Dünya şimdi su ve karadan oluşmaktadır. Bizim yuva dediğimiz Gezegene benzemeye başlamıştır. Fakat atmosfer zehirli, sıcaklık yakıcıdır. Burada hiçbir şey yaşayamaz. Meteorlar Gezegenin oluşumundan beri yağmur gibi yağıyorlar. Fakat şimdi 3.8 milyar yıl önce, saldıran meteorlar daha şiddetli evreye geçti. Bir şey bu meteorların yörüngesini bozdu. Dünya’ya su getirmişlerdi, ama şimdi başka bir şey daha taşıyorlar. Meteorlar çözünürken, minerallerine ayrıştılar, Karbon ve basit proteinlere dönüştüler, Aminoasitlere.
UZAYIN DERİNLERİNDEN, OKYANUSUN DERİNLİKLERİNE
Okyanusta her yer karanlık ! Güneş ışığı 300 metre derine ulaşamaz. Sıcaklık donma noktasına yakın. Bu bir serap olmalı ! Sualtı bacalarından oluşmuş bir şehir ! Bu duman değil. Bir çeşit sıcak bir sıvı. Deniz suyu Dünya’nın kabuğundaki çatlaklardan geçerek filtre ediliyor. Böylece ısınıyor, mineral ve gazları bünyesine topluyor. Bu karışım okyanusa geri püskürüyor, ve muazzam şekilli kuleleri oluşturuyor.
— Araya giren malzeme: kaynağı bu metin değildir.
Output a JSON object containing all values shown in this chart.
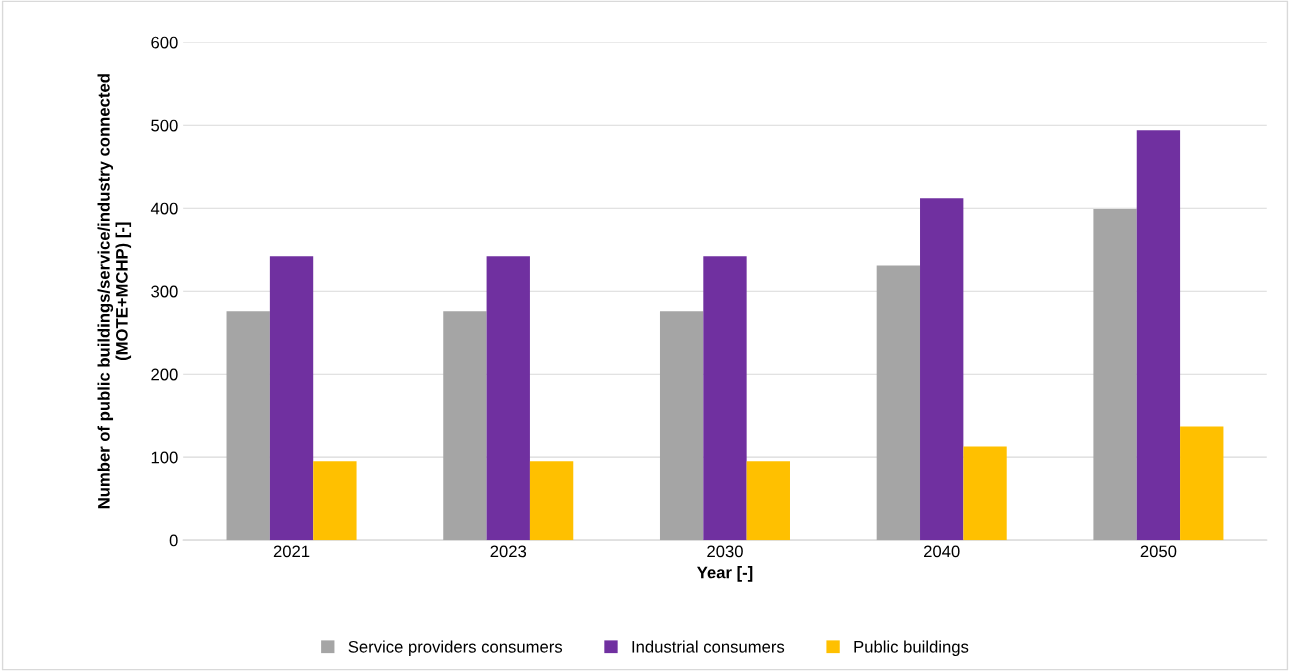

Meteoritlerden gelen bu kimyasallar ve minerallerin karışmasıyla, deniz suyu kimyasal bir çorbaya dönüyor. Bunun ilk kez ne zaman ve nasıl olduğunu bilmek imkansızdır, ancak bu kimyasal maddeler bir şekilde bir araya gelerek Dünya’daki ilk yaşamı oluşturuyorlar !
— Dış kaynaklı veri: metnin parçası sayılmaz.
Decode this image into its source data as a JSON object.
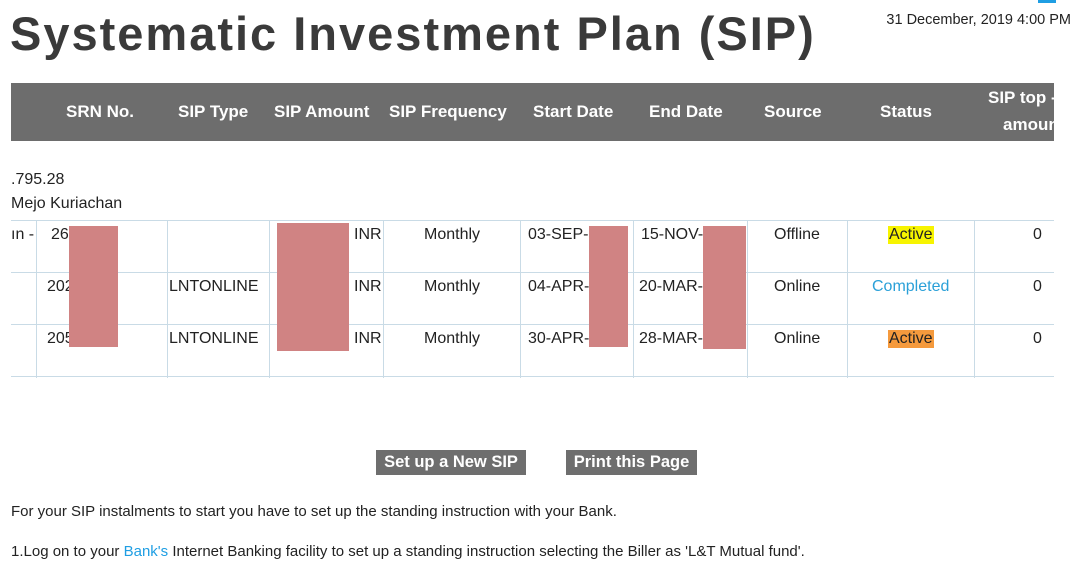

Artık su, mikroskopik organizmalarla doludur. Bu tek hücreli bakteriler, Dünya’daki ilk yaşam biçimleridir. Bu, Gezegenin oluşumundaki son aşamadır. Mikroskopik yaşam artık başladı. Daha karmaşık yaşam biçimleri bulmak için, zamanda ileri doğru yolculuk etmemiz gerekir. Zamanımızdan 3.5 milyar yıl önceye, sığ okyanuslara.
Gördüğümüz bu şeyler kayaya benziyor, ya da bitkilere. Sanki bir deniz yatağından çıkmış gibiler. Herbiri yaşayan bakteri dağı gibi. Bu koloninin adı Stromatolit’tir. Bu bakteriler sihirli bir şekilde, Güneş ışığını gıdaya dönüştürür. Buna fotosentez denir. Güneş ışığının gücünü kullanarak karbondioksit ve suyu glikoza dönüştürür. Şekerin basit bir biçimi ve kahvemize koyduğumuz şeyin benzeri !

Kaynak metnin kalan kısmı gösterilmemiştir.